The Reporter (Lansdale, PA)

Montco man charged in $3M damage to defunct power plant

Two arrested near plant in late July

- By Steven Henshaw shenshaw@readingeag­le.com @StevenHens­hawRE on Twitter

Two Philadelph­ia-area men are in Berks County Prison after Cumru Township police apprehende­d them on the Thun Trail near the former Titus Generating Station, where several recent break-ins and thefts of copper equipment caused an estimated $3 million in damage, investigat­ors said.

Police were called to several burglaries at Titus during July, with most of the crimes believed to have taken place on weekends when workers for the owner of the Poplar Neck Road property were not on site.

Investigat­ors caught a break on July 31 when two witnesses reported seeing a man leaning against a steel support column smoking a cigarette shortly after 8 p.m., police said in the arrest papers.

According to reports filed by police:

The man, later identified as Michael A. Nicolai, 40, of Philadelph­ia, discovered he was being watched and ran off. The witnesses called police.

About 10 minutes later, Cumru Sgt. Kimberly Brown observed Nicolai and another man, later identified as Michael Kostelny, 44, of Cheltenham Township, Montgomery County, running on the Thun section of the Schuylkill River Trail. They were heading toward Brentwood Industries from the Titus property.

Brown confronted the men and separated them.

Nicolai told Brown that he rode a train to Reading and took a walk along the trail with Kostelny. But there hasn’t been train service between Reading and Philadelph­ia for 40 years.

Nicolai denied being on the NRG Titus property and having any knowledge of or involvemen­t with copper thefts at the facility.

Kostelny told Brown that he and Nicolai were driven to the area by Nicolai’s girlfriend. He said he and Nicolai were walking back and forth along the bike trail. Kostelny also denied knowledge or involvemen­t in the burglaries at Titus.

Police found a truck registered to Kostelny parked unattended at Brentwood Industries, which is often used to access the Thun Trail.

Detective Chris Lis interviewe­d the witnesses, who said they observed Nicolai near the plant.

The witness found copper wire shreds that had been removed from a grounding strap in the area where Nicolai was spotted. A burnt cigarette was found nearby.

The witness also found a come-along tool attached to a wire that was in the process of being removed from the conduit about 15 feet from where the shreds were found.

When confronted with the witness accounts, both suspects admitted to entering through a hole in the fence.

In addition to the charges related to the July 31 breakin, Kostelny and Nicolai were charged in one of the earlier burglaries.
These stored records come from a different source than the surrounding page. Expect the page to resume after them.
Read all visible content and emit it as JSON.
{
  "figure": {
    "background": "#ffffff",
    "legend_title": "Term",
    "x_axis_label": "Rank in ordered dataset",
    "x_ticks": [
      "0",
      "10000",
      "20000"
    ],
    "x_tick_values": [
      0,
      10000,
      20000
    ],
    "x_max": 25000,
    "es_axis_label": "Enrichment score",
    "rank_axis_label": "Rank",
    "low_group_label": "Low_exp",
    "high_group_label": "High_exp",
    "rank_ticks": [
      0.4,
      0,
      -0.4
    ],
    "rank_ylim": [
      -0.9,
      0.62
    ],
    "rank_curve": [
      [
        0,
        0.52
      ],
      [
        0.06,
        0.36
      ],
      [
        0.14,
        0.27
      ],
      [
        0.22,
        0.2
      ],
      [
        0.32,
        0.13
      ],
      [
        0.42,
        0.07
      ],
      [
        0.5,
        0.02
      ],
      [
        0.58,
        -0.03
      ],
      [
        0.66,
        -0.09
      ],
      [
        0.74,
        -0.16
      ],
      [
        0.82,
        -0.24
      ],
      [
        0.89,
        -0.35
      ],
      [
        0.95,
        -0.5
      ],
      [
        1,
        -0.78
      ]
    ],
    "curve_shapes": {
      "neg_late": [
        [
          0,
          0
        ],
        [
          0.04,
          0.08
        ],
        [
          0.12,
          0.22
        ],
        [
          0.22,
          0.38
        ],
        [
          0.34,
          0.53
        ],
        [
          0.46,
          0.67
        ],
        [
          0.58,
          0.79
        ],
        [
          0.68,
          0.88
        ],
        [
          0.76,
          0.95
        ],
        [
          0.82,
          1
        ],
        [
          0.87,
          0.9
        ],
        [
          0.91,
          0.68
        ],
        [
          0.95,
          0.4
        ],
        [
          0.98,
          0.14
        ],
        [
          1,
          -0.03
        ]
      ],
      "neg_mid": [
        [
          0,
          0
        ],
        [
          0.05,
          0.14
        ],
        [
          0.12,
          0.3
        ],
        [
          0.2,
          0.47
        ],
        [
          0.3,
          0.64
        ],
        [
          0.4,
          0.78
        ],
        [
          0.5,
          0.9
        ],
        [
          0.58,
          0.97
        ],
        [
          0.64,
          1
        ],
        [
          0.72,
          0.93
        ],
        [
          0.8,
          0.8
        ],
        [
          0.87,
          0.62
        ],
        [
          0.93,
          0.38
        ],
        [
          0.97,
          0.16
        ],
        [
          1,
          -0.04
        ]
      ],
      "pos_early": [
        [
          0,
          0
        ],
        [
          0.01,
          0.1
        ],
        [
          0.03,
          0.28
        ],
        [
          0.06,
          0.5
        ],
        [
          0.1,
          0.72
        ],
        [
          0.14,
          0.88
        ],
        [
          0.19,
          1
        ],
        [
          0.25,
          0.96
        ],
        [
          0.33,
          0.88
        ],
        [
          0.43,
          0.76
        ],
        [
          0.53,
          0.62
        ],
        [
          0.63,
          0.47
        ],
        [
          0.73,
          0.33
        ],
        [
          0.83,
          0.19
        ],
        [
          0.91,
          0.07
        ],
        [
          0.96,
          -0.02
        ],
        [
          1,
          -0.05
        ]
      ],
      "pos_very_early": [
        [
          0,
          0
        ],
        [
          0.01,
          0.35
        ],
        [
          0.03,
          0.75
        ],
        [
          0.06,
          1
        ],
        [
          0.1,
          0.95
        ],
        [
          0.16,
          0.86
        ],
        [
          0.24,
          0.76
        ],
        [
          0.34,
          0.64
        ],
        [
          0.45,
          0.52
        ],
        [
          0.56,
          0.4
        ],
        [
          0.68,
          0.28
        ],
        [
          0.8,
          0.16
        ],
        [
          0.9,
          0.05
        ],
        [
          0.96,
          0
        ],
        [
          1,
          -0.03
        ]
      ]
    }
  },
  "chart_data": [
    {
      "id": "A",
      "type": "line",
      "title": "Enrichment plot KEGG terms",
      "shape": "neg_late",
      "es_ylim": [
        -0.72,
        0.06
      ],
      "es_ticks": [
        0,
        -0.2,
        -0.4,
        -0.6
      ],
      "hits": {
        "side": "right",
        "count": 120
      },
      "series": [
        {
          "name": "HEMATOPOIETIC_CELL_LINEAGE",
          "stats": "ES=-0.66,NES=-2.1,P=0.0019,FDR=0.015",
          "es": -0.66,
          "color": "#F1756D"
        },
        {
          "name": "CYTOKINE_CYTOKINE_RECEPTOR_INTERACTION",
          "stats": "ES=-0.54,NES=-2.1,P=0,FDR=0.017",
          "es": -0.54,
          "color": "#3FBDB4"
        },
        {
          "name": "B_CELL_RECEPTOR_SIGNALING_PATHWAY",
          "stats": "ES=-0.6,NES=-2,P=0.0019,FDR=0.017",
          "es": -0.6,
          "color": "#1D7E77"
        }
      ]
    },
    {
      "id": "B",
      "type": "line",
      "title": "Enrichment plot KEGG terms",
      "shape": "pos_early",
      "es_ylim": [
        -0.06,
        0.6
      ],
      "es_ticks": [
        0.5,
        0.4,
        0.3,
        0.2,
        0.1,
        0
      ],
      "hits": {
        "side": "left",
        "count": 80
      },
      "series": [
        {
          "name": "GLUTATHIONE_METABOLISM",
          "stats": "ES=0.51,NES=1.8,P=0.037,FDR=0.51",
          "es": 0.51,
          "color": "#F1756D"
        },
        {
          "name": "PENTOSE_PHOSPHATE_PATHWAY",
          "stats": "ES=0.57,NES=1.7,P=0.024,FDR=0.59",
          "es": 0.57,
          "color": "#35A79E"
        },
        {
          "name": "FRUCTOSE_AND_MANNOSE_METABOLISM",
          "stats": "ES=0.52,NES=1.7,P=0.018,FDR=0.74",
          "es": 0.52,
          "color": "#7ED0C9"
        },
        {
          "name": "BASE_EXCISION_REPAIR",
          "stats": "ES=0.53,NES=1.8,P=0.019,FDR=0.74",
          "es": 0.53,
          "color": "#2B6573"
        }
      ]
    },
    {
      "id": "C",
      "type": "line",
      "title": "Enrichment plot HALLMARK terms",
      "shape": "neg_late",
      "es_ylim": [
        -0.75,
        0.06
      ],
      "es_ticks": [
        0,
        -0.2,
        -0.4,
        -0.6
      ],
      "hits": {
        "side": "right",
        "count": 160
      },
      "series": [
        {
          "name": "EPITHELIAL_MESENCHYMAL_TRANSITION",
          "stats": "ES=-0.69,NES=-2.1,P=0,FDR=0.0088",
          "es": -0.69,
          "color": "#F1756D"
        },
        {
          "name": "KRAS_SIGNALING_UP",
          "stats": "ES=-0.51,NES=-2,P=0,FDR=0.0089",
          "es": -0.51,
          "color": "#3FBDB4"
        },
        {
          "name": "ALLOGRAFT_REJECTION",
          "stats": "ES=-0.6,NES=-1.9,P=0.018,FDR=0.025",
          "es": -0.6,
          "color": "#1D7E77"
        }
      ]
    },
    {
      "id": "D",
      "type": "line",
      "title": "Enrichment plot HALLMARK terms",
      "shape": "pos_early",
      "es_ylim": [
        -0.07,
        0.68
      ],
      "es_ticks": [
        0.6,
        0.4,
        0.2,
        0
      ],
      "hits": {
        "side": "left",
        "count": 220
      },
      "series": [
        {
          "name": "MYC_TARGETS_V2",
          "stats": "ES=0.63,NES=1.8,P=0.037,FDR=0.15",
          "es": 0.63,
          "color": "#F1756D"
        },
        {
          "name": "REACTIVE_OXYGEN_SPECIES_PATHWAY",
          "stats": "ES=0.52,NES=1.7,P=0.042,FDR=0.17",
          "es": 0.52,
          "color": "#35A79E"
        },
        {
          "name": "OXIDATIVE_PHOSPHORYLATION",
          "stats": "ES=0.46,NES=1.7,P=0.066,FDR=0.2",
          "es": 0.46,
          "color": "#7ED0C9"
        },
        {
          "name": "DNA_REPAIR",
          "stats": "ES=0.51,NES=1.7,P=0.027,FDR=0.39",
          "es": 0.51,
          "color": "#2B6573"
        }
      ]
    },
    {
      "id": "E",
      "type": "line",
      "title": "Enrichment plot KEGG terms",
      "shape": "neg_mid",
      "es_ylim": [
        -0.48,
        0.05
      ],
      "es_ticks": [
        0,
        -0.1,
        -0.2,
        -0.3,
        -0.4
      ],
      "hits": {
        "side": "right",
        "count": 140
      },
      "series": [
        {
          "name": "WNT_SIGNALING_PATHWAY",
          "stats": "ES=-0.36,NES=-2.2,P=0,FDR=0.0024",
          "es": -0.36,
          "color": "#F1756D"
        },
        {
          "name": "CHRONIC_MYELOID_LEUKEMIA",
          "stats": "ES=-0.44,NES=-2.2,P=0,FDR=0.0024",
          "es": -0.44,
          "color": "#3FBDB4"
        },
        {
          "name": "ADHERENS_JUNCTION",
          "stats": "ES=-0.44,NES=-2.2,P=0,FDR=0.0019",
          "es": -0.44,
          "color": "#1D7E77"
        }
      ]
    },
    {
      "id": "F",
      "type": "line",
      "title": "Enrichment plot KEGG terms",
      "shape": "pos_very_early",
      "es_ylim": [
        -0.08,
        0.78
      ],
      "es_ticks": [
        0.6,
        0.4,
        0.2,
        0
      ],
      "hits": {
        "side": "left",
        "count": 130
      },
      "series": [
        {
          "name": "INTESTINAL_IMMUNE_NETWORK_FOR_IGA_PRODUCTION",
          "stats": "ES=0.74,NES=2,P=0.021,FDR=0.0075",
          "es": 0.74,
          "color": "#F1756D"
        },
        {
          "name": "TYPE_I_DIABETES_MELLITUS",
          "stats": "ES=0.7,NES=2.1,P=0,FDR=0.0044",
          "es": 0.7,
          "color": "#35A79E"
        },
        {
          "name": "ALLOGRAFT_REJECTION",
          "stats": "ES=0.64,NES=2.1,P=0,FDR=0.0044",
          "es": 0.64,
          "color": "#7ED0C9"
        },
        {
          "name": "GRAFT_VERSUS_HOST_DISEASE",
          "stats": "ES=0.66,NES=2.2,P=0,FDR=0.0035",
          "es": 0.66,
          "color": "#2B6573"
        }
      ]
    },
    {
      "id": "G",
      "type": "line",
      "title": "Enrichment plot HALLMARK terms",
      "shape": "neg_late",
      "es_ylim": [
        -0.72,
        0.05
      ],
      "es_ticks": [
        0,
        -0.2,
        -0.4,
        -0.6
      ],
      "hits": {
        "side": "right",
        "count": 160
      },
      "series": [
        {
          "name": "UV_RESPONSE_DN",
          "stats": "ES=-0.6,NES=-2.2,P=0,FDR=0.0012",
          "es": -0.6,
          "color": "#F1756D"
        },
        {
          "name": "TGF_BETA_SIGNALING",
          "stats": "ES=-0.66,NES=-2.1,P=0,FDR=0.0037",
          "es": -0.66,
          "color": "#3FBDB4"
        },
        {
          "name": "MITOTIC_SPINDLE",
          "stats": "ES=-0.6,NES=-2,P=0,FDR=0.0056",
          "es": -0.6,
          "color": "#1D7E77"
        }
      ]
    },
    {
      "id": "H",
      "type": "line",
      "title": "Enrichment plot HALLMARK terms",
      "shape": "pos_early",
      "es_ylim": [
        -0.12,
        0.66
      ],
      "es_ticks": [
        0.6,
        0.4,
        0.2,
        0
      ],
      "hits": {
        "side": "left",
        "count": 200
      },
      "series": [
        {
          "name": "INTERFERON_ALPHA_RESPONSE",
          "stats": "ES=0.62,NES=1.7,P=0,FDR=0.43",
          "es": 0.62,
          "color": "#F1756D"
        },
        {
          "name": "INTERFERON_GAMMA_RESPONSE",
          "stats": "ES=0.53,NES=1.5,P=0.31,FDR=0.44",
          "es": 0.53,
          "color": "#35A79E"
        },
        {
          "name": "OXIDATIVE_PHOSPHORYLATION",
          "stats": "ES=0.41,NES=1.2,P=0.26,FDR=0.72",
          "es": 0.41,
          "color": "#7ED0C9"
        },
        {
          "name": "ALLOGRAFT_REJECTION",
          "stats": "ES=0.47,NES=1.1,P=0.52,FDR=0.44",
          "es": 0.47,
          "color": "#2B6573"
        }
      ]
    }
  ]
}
In mid-July plant workers reported copper wire had been stolen from four structures on the site between July 3 and July 12. Wire was cut from the breakers. Also stolen were battery bus bars, which are made of pure copper and have copper wire running to them.

The thieves cut copper wire and pipes from one building and appeared to have used the plant’s electrical outlets to plug in a battery charger for power tools they used to remove the copper. A plant official reported finding a charger that wasn’t compatible with the rechargeab­le tools used at the plant.

The official believed the trespasser­s used an inactive gate that was secured with a chain and lock. The company’s master key did not work in the lock that the intruders evidently installed after removing the company’s lock.

There were tire impression­s along paths to buildings that were part of the crime, even though no employees would have driven there.

Lt. George Kuriger Jr. said Wednesday that Cumru police and other law-enforcemen­t agencies are investigat­ing the thefts and that other individual­s are believed to be involved.

Kuriger said the latest loss estimate from the property owners is $3 million.

Kostelny and Nicolai were committed to Berks County Prison in lieu of $250,000 bail and $500,000 bail, respective­ly, to await a hearing after arraignmen­t before District Judge David L. Yoch.

The charges include burglary, receiving stolen property, theft and related counts.

The aging power plant began the deactivati­on process Sept. 1, 2013, and was fully decommissi­oned in June 2014.

Titus Station was one of hundreds of coal-fired plants in the U.S. that have been shut down in favor of facilities that use cleaner natural gas.

A King of Prussia company plans to repurpose the plant into a plastic recycling facility that would take trash and turn it into plastic pellets. It would be the first U.S. facility for ReFined Plastics LLC, Joe D’Ascenzo, president and chief technology officer of the advanced recycling company, told the Reading Eagle.